Rapid Climate Change
What then of the rest of the Phanerozoic? Earth history is typically divided into “icehouse” with pronounced polar glaciations and “greenhouse”, when polar ice has been absent or negligible. How reasonable is it to suppose that Earth history has been dominated by these extreme states over long periods of time? It is of course undeniable that the Earth has experienced periods of extreme warming – as evidenced by crocodiles and ferns near the poles during the Late Cretaceous – but do these records prove a continuous state of “greenhouse” conditions for large episodes of geological time? Or is palaeoclimate more variable than has been suspected and there have been episodic ‘cold-snaps’ in greenhouse times, leading to polar ice-sheet expansion and reduction, giving resultant changes in sea level?
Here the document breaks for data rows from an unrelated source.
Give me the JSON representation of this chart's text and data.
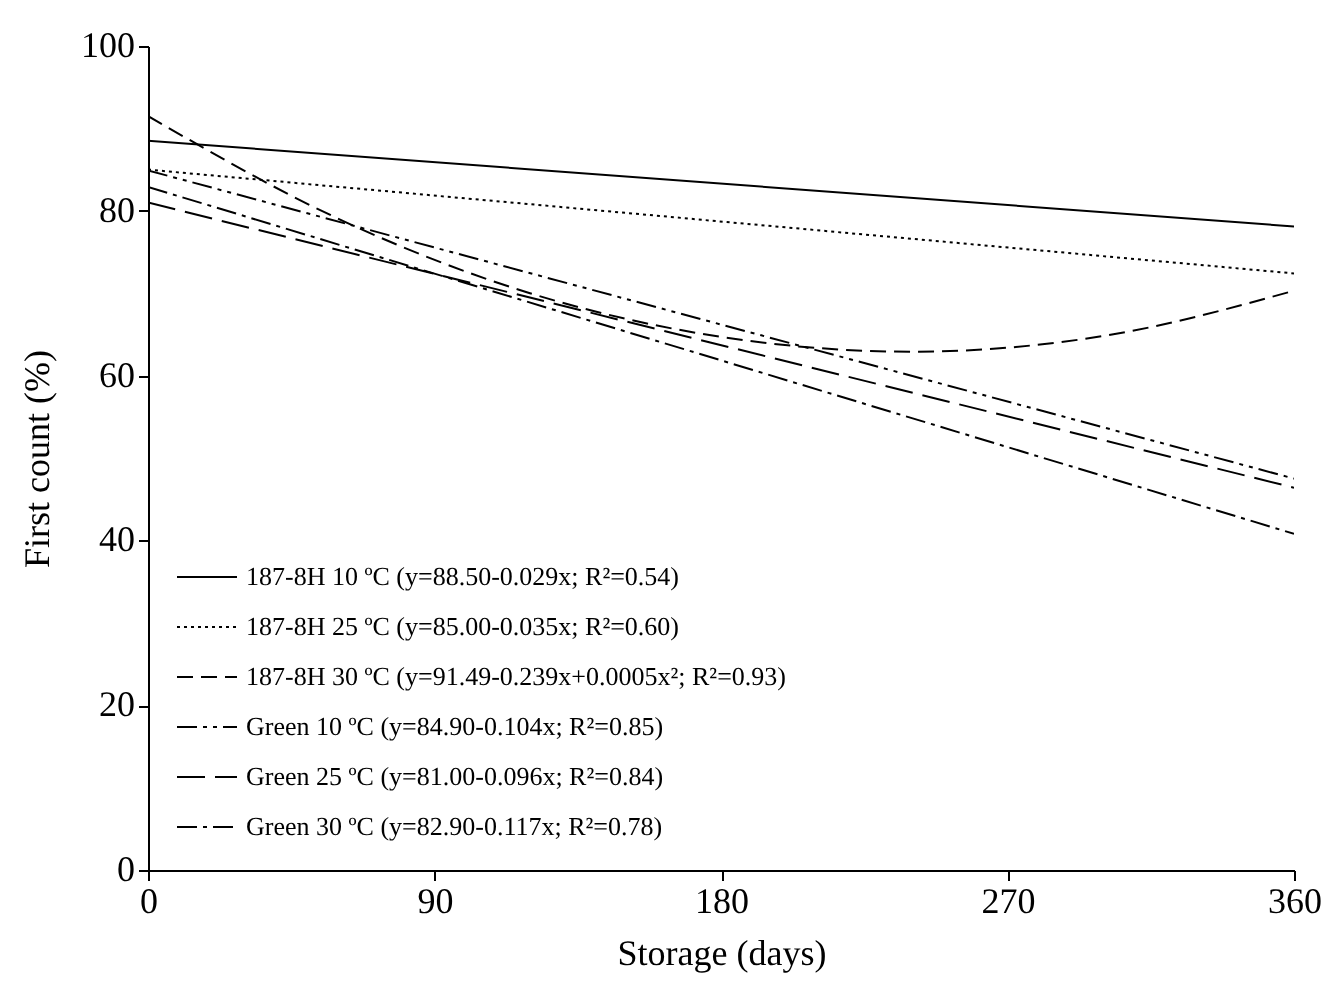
{
  "chart_data": {
    "type": "line",
    "xlabel": "Storage (days)",
    "ylabel": "First count (%)",
    "xlim": [
      0,
      360
    ],
    "xticks": [
      0,
      90,
      180,
      270,
      360
    ],
    "ylim": [
      0,
      100
    ],
    "yticks": [
      0,
      20,
      40,
      60,
      80,
      100
    ],
    "grid": false,
    "legend": "bottom left",
    "marker": "none",
    "series": [
      {
        "name": "187-8H 10 ºC (y=88.50-0.029x; R²=0.54)",
        "color": "#000000",
        "line_style": "solid",
        "x": [
          0,
          360
        ],
        "values": [
          88.5,
          78.1
        ]
      },
      {
        "name": "187-8H 25 ºC (y=85.00-0.035x; R²=0.60)",
        "color": "#000000",
        "line_style": "dotted",
        "x": [
          0,
          360
        ],
        "values": [
          85.0,
          72.4
        ]
      },
      {
        "name": "187-8H 30 ºC (y=91.49-0.239x+0.0005x²; R²=0.93)",
        "color": "#000000",
        "line_style": "dashed",
        "x": [
          0,
          60,
          120,
          180,
          240,
          300,
          360
        ],
        "values": [
          91.5,
          79.0,
          70.0,
          64.7,
          62.9,
          64.8,
          70.3
        ]
      },
      {
        "name": "Green 10 ºC (y=84.90-0.104x; R²=0.85)",
        "color": "#000000",
        "line_style": "dashed",
        "x": [
          0,
          360
        ],
        "values": [
          84.9,
          47.5
        ]
      },
      {
        "name": "Green 25 ºC (y=81.00-0.096x; R²=0.84)",
        "color": "#000000",
        "line_style": "dashed",
        "x": [
          0,
          360
        ],
        "values": [
          81.0,
          46.4
        ]
      },
      {
        "name": "Green 30 ºC (y=82.90-0.117x; R²=0.78)",
        "color": "#000000",
        "line_style": "dashed",
        "x": [
          0,
          360
        ],
        "values": [
          82.9,
          40.8
        ]
      }
    ]
  }
}
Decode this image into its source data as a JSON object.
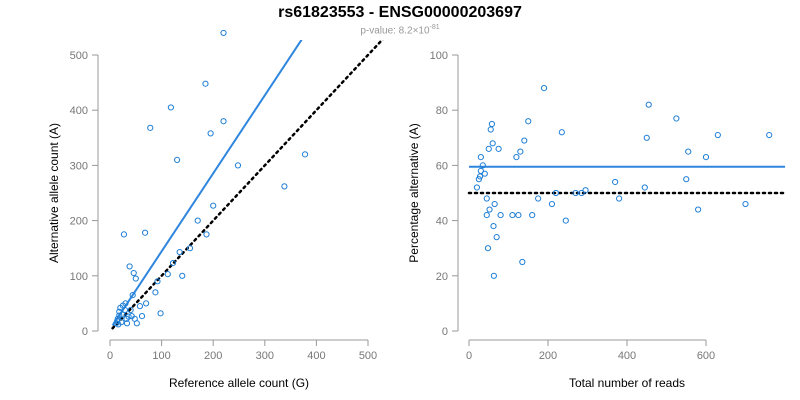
{
  "title": "rs61823553 - ENSG00000203697",
  "subtitle": {
    "prefix": "p-value: 8.2×10",
    "exponent": "-81"
  },
  "colors": {
    "points": "#1f7fd6",
    "fit_line": "#2e86de",
    "reference_line": "#000000",
    "axis": "#999999",
    "tick_text": "#777777"
  },
  "chart_data": [
    {
      "type": "scatter",
      "xlabel": "Reference allele count (G)",
      "ylabel": "Alternative allele count (A)",
      "xlim": [
        0,
        500
      ],
      "ylim": [
        0,
        500
      ],
      "xticks": [
        0,
        100,
        200,
        300,
        400,
        500
      ],
      "yticks": [
        0,
        100,
        200,
        300,
        400,
        500
      ],
      "grid": false,
      "points": [
        [
          12,
          14
        ],
        [
          14,
          18
        ],
        [
          15,
          22
        ],
        [
          16,
          12
        ],
        [
          18,
          28
        ],
        [
          18,
          35
        ],
        [
          20,
          42
        ],
        [
          22,
          16
        ],
        [
          24,
          30
        ],
        [
          25,
          46
        ],
        [
          27,
          175
        ],
        [
          29,
          38
        ],
        [
          30,
          50
        ],
        [
          32,
          22
        ],
        [
          33,
          14
        ],
        [
          36,
          26
        ],
        [
          38,
          117
        ],
        [
          40,
          38
        ],
        [
          42,
          27
        ],
        [
          44,
          65
        ],
        [
          46,
          105
        ],
        [
          48,
          22
        ],
        [
          50,
          95
        ],
        [
          52,
          14
        ],
        [
          58,
          45
        ],
        [
          62,
          27
        ],
        [
          68,
          178
        ],
        [
          70,
          50
        ],
        [
          78,
          368
        ],
        [
          88,
          70
        ],
        [
          92,
          90
        ],
        [
          98,
          32
        ],
        [
          112,
          103
        ],
        [
          118,
          405
        ],
        [
          122,
          123
        ],
        [
          130,
          310
        ],
        [
          135,
          143
        ],
        [
          140,
          100
        ],
        [
          155,
          150
        ],
        [
          170,
          200
        ],
        [
          185,
          448
        ],
        [
          187,
          175
        ],
        [
          195,
          358
        ],
        [
          200,
          227
        ],
        [
          220,
          540
        ],
        [
          220,
          380
        ],
        [
          248,
          300
        ],
        [
          338,
          262
        ],
        [
          378,
          320
        ]
      ],
      "lines": [
        {
          "role": "fit",
          "style": "solid",
          "from": [
            5,
            10
          ],
          "to": [
            380,
            540
          ]
        },
        {
          "role": "reference",
          "style": "dotted",
          "from": [
            5,
            5
          ],
          "to": [
            540,
            540
          ]
        }
      ]
    },
    {
      "type": "scatter",
      "xlabel": "Total number of reads",
      "ylabel": "Percentage alternative (A)",
      "xlim": [
        0,
        800
      ],
      "ylim": [
        0,
        100
      ],
      "xticks": [
        0,
        200,
        400,
        600
      ],
      "yticks": [
        0,
        20,
        40,
        60,
        80,
        100
      ],
      "grid": false,
      "points": [
        [
          20,
          52
        ],
        [
          25,
          55
        ],
        [
          28,
          56
        ],
        [
          30,
          63
        ],
        [
          30,
          58
        ],
        [
          35,
          60
        ],
        [
          40,
          57
        ],
        [
          45,
          48
        ],
        [
          45,
          42
        ],
        [
          48,
          30
        ],
        [
          50,
          66
        ],
        [
          52,
          44
        ],
        [
          55,
          73
        ],
        [
          58,
          75
        ],
        [
          60,
          68
        ],
        [
          62,
          38
        ],
        [
          63,
          20
        ],
        [
          65,
          46
        ],
        [
          70,
          34
        ],
        [
          75,
          66
        ],
        [
          80,
          42
        ],
        [
          110,
          42
        ],
        [
          120,
          63
        ],
        [
          125,
          42
        ],
        [
          130,
          65
        ],
        [
          135,
          25
        ],
        [
          140,
          69
        ],
        [
          150,
          76
        ],
        [
          160,
          42
        ],
        [
          175,
          48
        ],
        [
          190,
          88
        ],
        [
          210,
          46
        ],
        [
          220,
          50
        ],
        [
          235,
          72
        ],
        [
          245,
          40
        ],
        [
          270,
          50
        ],
        [
          285,
          50
        ],
        [
          295,
          51
        ],
        [
          370,
          54
        ],
        [
          380,
          48
        ],
        [
          445,
          52
        ],
        [
          450,
          70
        ],
        [
          455,
          82
        ],
        [
          525,
          77
        ],
        [
          550,
          55
        ],
        [
          555,
          65
        ],
        [
          580,
          44
        ],
        [
          600,
          63
        ],
        [
          630,
          71
        ],
        [
          700,
          46
        ],
        [
          760,
          71
        ]
      ],
      "lines": [
        {
          "role": "fit",
          "style": "solid",
          "from": [
            0,
            59.5
          ],
          "to": [
            800,
            59.5
          ]
        },
        {
          "role": "reference",
          "style": "dotted",
          "from": [
            0,
            50
          ],
          "to": [
            800,
            50
          ]
        }
      ]
    }
  ]
}
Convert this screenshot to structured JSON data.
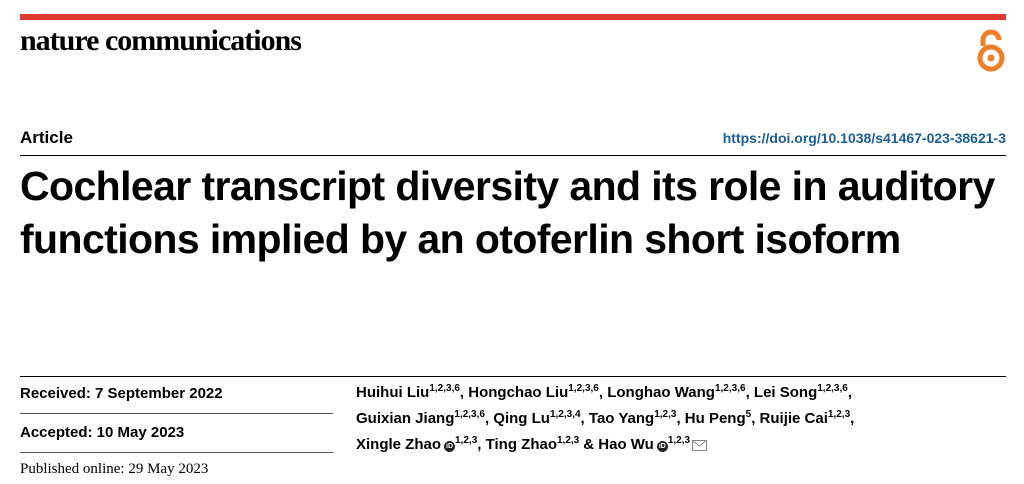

Recent compilations of palaeotemperature proxies would suggest that the latter is indeed the case.
There is a growing body of evidence to support the presence of volumetrically significant polar ice during what is commonly regarded as greenhouse times. This includes direct physical evidence within sediments, like dropstones and tillites, and proxy evidence, such as isotope records and glendonites. What is remarkable is that short-term (3rd order) eustatic sea level changes seem to show a correlation with isotope proxy records of palaeotemperature – it is hard to imagine such a coincidence without recourse to glacio-eustasy. Longer term sea level cycles can in part be ascribed to tectonic events, whilst, as argued by Bryan Lovell in a recent Presidential Address to the Geological Society, magmatic underplating of the crust could cause relatively rapid and high frequency regional sea level changes. These need to be differentiated from genuine eustatic signals.
A Consistent Framework
The concepts of eustatic sea level change are old ones, but improvements in the resolution of stratigraphic calibration, together with more rigorous sequence stratigraphic analysis of numerous successions worldwide, means that a consensus on a eustatic sea level model throughout the Phanerozoic is possible. Furthermore, the pace and magnitude of eustatic sea level change and its coincidence with shifts in palaeoclimatic proxy data suggest that glacio-eustasy may well be a key driving mechanism, even in supposed “greenhouse” times.
A eustatic sea level model has powerful benefits for the industry by providing a consistent framework for correlation, facies mapping and the prediction of petroleum systems components. It also provides better selection of play analogues and aids the pursuit of global plays.